La situazione attuale ci conduce a due domande. La prima è la classica cui prodest? a chi giova tutto questo. In un primo momento Trump si è servito delle proteste, specialmente quelle sfociate in scontri e saccheggi, per spostare l’attenzione dell’opinione pubblica americana ed internazionale dalla disastrosa gestione dell’emergenza Covid-19 con tanto di “legge e ordine” e bibbia in mano. Adesso però la dimensione della protesta sta arrivando a livelli tali da non garantirgli più la possibilità di una gestione pro domo sua. Anche perchè rischia di saldarsi al malcontento proprio per la crisi economica prodotta dalla pandemia.

La seconda domanda ci interroga sul dopo, come se ne esce? Per avere uno sbocco positivo un movimento di questo genere deve avere un interlocutore istituzionale all’altezza della situazione. E in questo momento, essendo alle porte l’elezione per la presidenza i due possibili interlocutori possono essere o il presidente attuale o lo sfidante in caso di vittoria. Entrambi i personaggi, per motivi diversi, non sembrano all’altezza della sfida che questo movimento pone. Per ora il solo atto concreto del movimento è stato l’aver tradotto in manifesto politico lo slogan “Defund the police” che chiede di tagliare i fondi ai dipartimenti di polizia ed investire quei soldi in programmi sociali a favore delle minoranze. L’unico risultato di questa iniziativa è tato quello di dividere il fronte democratico che aveva con grandi difficoltà buttato giù il rospo di un candidato mediocre. Biden si è subito dichiarato contrario mentre l’ala più estrema del partito lo ha appoggiato. Alexandra Ocasio-Cortez presenterà una serie di proposte che dovrebbero rappresentare una mediazione, staremo a vedere.  L’appuntamento con la storia, d’altronde, l’ha plasticamente mancato Barack Obama che non è riuscito ad incidere in nessun modo nella vita degli afroamericani e, prima ancora, la mancata elezione di Al Gore.
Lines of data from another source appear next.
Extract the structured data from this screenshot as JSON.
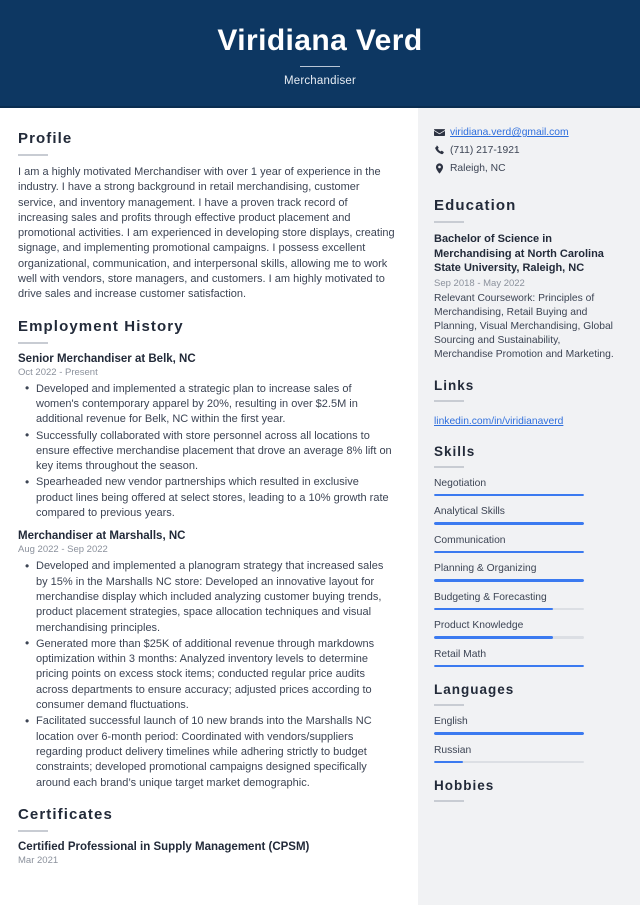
{
  "theme": {
    "header_bg": "#0d3762",
    "sidebar_bg": "#f1f2f4",
    "accent_bar": "#3b7af0",
    "link_color": "#2f6fdd",
    "text_color": "#3c4454",
    "muted_color": "#8b919c"
  },
  "header": {
    "name": "Viridiana Verd",
    "job_title": "Merchandiser"
  },
  "profile": {
    "heading": "Profile",
    "text": "I am a highly motivated Merchandiser with over 1 year of experience in the industry. I have a strong background in retail merchandising, customer service, and inventory management. I have a proven track record of increasing sales and profits through effective product placement and promotional activities. I am experienced in developing store displays, creating signage, and implementing promotional campaigns. I possess excellent organizational, communication, and interpersonal skills, allowing me to work well with vendors, store managers, and customers. I am highly motivated to drive sales and increase customer satisfaction."
  },
  "employment": {
    "heading": "Employment History",
    "jobs": [
      {
        "title": "Senior Merchandiser at Belk, NC",
        "dates": "Oct 2022 - Present",
        "bullets": [
          "Developed and implemented a strategic plan to increase sales of women's contemporary apparel by 20%, resulting in over $2.5M in additional revenue for Belk, NC within the first year.",
          "Successfully collaborated with store personnel across all locations to ensure effective merchandise placement that drove an average 8% lift on key items throughout the season.",
          "Spearheaded new vendor partnerships which resulted in exclusive product lines being offered at select stores, leading to a 10% growth rate compared to previous years."
        ]
      },
      {
        "title": "Merchandiser at Marshalls, NC",
        "dates": "Aug 2022 - Sep 2022",
        "bullets": [
          "Developed and implemented a planogram strategy that increased sales by 15% in the Marshalls NC store: Developed an innovative layout for merchandise display which included analyzing customer buying trends, product placement strategies, space allocation techniques and visual merchandising principles.",
          "Generated more than $25K of additional revenue through markdowns optimization within 3 months: Analyzed inventory levels to determine pricing points on excess stock items; conducted regular price audits across departments to ensure accuracy; adjusted prices according to consumer demand fluctuations.",
          "Facilitated successful launch of 10 new brands into the Marshalls NC location over 6-month period: Coordinated with vendors/suppliers regarding product delivery timelines while adhering strictly to budget constraints; developed promotional campaigns designed specifically around each brand’s unique target market demographic."
        ]
      }
    ]
  },
  "certificates": {
    "heading": "Certificates",
    "items": [
      {
        "title": "Certified Professional in Supply Management (CPSM)",
        "date": "Mar 2021"
      }
    ]
  },
  "contact": {
    "email": {
      "icon": "envelope-icon",
      "value": "viridiana.verd@gmail.com"
    },
    "phone": {
      "icon": "phone-icon",
      "value": "(711) 217-1921"
    },
    "location": {
      "icon": "map-pin-icon",
      "value": "Raleigh, NC"
    }
  },
  "education": {
    "heading": "Education",
    "items": [
      {
        "degree": "Bachelor of Science in Merchandising at North Carolina State University, Raleigh, NC",
        "dates": "Sep 2018 - May 2022",
        "description": "Relevant Coursework: Principles of Merchandising, Retail Buying and Planning, Visual Merchandising, Global Sourcing and Sustainability, Merchandise Promotion and Marketing."
      }
    ]
  },
  "links": {
    "heading": "Links",
    "items": [
      {
        "label": "linkedin.com/in/viridianaverd"
      }
    ]
  },
  "skills": {
    "heading": "Skills",
    "items": [
      {
        "label": "Negotiation",
        "level": 100
      },
      {
        "label": "Analytical Skills",
        "level": 100
      },
      {
        "label": "Communication",
        "level": 100
      },
      {
        "label": "Planning & Organizing",
        "level": 100
      },
      {
        "label": "Budgeting & Forecasting",
        "level": 79
      },
      {
        "label": "Product Knowledge",
        "level": 79
      },
      {
        "label": "Retail Math",
        "level": 100
      }
    ]
  },
  "languages": {
    "heading": "Languages",
    "items": [
      {
        "label": "English",
        "level": 100
      },
      {
        "label": "Russian",
        "level": 19
      }
    ]
  },
  "hobbies": {
    "heading": "Hobbies"
  }
}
Candidato alla presidenza nelle elezioni presidenziali del 2000, nonostante avesse la maggioranza dei voti, a causa del sistema elettorale negli Stati Uniti fu battuto da George W. Bush, in maggioranza per numero di grandi elettori. Vista la caratura del personaggio molti analisti sono convinti che sarebbe stato un grande presidente. Avrebbe gestito lui la crisi post 11 settembre con una buona possibilità che non avrebbe iniziato la sciagurata avventura afgana, avrebbe avuto una visione ecologista e sicuramente avrebbe fatto per l’equità e la giustizia verso tutti e particolarmente verso gli afroamericani più di quello che hanno fatto i suoi predecessori e chi lo ha seguito bianchi o abbronzati (Cavaliere dixit) che fossero.

Joe Biden non ha lo spessore dello statista, da li non ci si potrebbe attendere granchè ammesso che fosse eletto. Leaders all’altezza di Martin Luther King e Malcom X o anche di Eldridge Cleaver o Hosea Williams o donne come Annie Bell Robinson Devine non se ne vedono, chi guiderà le migliaia di persone che hanno invaso le strade di decine di città verso la conquista di risultati concreti? E’ l’enigma del momento e non è una domanda da poco perché se un movimento di queste dimensioni non raggiunge un obiettivo politico sarà solo l’ennesimo fallimento della parte liberal della società americana.